How Active Listeners Fight
In an argument, two active listeners take turns speaking, Zinn says. If you're already doing this in fights with your partner, congrats: You're well on your way to active listening. It's not just about taking turns, though: Active listeners also repeat what the other says throughout the argument, she says. "For example, 'You said that I never clean up after myself in the bathroom. I can see how that’s frustrating. I want to give you a chance to get into the bathroom, so I leave the mess for later.” By adding compassion and also a reason for the behavior, you're telling your partner that you hear them.

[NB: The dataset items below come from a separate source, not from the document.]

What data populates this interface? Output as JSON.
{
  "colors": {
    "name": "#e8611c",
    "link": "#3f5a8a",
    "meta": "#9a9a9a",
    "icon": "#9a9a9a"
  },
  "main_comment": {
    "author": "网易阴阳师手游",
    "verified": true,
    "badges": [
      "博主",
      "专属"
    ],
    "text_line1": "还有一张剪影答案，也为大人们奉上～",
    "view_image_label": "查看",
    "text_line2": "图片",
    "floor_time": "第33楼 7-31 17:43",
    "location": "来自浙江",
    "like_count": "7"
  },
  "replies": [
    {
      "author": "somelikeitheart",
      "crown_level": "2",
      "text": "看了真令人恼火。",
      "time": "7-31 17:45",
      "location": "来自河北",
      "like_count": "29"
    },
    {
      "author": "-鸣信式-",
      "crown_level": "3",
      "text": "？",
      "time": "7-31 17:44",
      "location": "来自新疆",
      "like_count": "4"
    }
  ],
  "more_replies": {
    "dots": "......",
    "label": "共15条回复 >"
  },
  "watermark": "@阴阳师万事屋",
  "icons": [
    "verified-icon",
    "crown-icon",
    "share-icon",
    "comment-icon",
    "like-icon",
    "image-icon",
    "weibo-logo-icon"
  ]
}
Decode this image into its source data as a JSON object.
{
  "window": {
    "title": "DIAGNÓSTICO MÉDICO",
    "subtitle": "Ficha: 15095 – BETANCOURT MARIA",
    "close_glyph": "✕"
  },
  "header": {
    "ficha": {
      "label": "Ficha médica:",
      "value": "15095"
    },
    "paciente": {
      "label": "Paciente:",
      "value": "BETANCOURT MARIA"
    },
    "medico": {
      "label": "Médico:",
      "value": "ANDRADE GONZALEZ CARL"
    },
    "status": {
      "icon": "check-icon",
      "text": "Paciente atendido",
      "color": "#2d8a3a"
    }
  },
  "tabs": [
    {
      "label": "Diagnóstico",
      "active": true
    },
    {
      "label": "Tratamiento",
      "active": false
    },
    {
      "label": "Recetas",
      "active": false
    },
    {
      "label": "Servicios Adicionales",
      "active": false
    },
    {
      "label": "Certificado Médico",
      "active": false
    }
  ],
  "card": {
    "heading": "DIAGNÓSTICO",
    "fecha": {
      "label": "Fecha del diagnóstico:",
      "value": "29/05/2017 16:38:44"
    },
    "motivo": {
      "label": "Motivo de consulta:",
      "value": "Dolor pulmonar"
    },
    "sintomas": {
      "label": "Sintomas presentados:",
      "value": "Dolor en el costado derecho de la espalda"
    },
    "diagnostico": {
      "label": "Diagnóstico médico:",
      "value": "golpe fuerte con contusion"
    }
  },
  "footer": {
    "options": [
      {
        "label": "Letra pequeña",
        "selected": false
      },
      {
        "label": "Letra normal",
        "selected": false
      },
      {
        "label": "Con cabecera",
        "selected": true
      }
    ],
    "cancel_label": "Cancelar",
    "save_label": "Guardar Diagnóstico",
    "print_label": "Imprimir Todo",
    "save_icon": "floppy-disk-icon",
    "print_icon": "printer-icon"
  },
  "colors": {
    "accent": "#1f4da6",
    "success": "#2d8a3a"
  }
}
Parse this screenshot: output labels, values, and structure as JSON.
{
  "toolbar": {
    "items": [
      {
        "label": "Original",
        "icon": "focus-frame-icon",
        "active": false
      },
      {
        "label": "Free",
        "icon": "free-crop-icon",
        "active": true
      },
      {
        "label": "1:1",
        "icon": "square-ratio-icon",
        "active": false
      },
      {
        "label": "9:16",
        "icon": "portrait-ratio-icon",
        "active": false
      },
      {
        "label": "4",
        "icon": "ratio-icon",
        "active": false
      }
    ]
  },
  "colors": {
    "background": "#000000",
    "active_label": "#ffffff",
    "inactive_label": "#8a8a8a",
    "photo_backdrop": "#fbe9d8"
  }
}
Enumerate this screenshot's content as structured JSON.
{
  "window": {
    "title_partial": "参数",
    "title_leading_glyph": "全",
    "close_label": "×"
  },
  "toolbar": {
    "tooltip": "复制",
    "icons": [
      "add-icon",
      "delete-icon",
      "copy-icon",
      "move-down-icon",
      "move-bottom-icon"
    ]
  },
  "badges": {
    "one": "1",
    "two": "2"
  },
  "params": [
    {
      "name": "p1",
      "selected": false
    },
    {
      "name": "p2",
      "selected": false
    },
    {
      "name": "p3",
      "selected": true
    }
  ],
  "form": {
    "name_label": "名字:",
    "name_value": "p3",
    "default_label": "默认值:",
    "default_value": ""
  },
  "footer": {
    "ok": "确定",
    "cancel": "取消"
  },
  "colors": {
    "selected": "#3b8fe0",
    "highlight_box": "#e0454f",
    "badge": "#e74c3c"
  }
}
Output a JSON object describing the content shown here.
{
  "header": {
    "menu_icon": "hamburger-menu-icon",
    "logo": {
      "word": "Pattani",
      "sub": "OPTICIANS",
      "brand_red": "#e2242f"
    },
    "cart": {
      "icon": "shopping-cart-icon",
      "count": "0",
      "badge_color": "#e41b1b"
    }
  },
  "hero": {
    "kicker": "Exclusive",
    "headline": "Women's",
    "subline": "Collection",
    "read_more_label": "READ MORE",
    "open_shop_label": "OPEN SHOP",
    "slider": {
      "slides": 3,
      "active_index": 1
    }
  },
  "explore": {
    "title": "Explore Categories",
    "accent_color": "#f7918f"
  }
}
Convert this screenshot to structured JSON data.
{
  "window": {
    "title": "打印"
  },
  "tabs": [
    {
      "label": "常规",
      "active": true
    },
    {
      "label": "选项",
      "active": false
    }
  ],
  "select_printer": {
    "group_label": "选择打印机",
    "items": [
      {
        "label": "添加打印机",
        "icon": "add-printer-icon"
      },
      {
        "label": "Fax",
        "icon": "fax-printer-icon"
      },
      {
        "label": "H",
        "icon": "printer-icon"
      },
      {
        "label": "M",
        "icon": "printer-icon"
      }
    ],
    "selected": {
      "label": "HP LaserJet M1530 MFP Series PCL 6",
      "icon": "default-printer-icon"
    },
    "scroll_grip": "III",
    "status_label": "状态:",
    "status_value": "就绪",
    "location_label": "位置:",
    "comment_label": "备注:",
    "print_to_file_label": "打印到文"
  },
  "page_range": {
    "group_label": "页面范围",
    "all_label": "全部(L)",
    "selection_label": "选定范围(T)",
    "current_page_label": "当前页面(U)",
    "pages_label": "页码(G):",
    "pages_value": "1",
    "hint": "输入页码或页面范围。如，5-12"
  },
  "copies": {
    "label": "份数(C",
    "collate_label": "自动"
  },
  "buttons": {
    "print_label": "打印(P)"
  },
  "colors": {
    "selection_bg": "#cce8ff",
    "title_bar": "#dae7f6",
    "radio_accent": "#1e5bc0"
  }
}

"In this way, there’s more understanding," Zinn says. If you and your partner actively listen to each other, you also feel safe while an argument is unfolding, since "another component to the fighting is that there is a presumption that the partner [who is upset] has some merit in what they are saying," she says. Instead of automatically assuming that your partner is "wrong" when they bring up an issue, an active listener understands that there is truth in what the other person is saying and that they aren't just fighting for the sake of fighting. This assuages hurt feelings and allows for arguments to happen and then pass, like a summer storm, rather than lingering all day long. The partner who is upset doesn’t feel completely negated, she says, and feels heard.
Even If You're An Active Listener, Things Can Still Go Wrong
Active listeners can err on the side of anxious. "There can be over-communication when some things could just be let alone," says Zinn. "For instance, if one partner wants to go to the movies and one wants to stay home and watch TV, it doesn’t have to be a 20 minute discourse on why they want different things." They can just kiss goodbye and settle in to their separate nights. "Of course, if there’s another issue that shows up in this way, then a discussion may be in order," she adds. If your partner's feelings are super hurt that you don't want to join them at the movies, then by all means, have a discussion — and a round of active listening. It's just not necessary to discuss every decision ad infinitum if both people are satisfied with the arrangement.
Defensive Partners Can Learn To Be Active Listeners
It sounds to me like active listeners are inherently non-defensive, so I asked Zinn how to soften a defensive partner, or bypass their defensiveness to achieve better active listening. If you're dealing with a partner who can be defensive, what can you do to get around that and encourage them to become a better active listener? "First," she says, "we want to find out what makes them defensive. It may be that it’s an old issue, and can be addressed in individual therapy."
Often old defensiveness has nothing to do with a current partner, and it's best to not take your partner's defensiveness seriously, even if it's really, really tempting to do so. "Or it may be that one partner is more blaming, and then that can be softened and the partner can work on being open, so that it doesn’t elicit defensiveness."
Not rocket science, but a good reminder: If you naturally find yourself blaming your partner for things, they're going to naturally be defensive. "Finding out why we get defensive and bringing understanding and compassion to that allows us to be less defensive, and moves us towards active listening," Zinn says. And then you get to join the ranks of couples who communicate well. Score!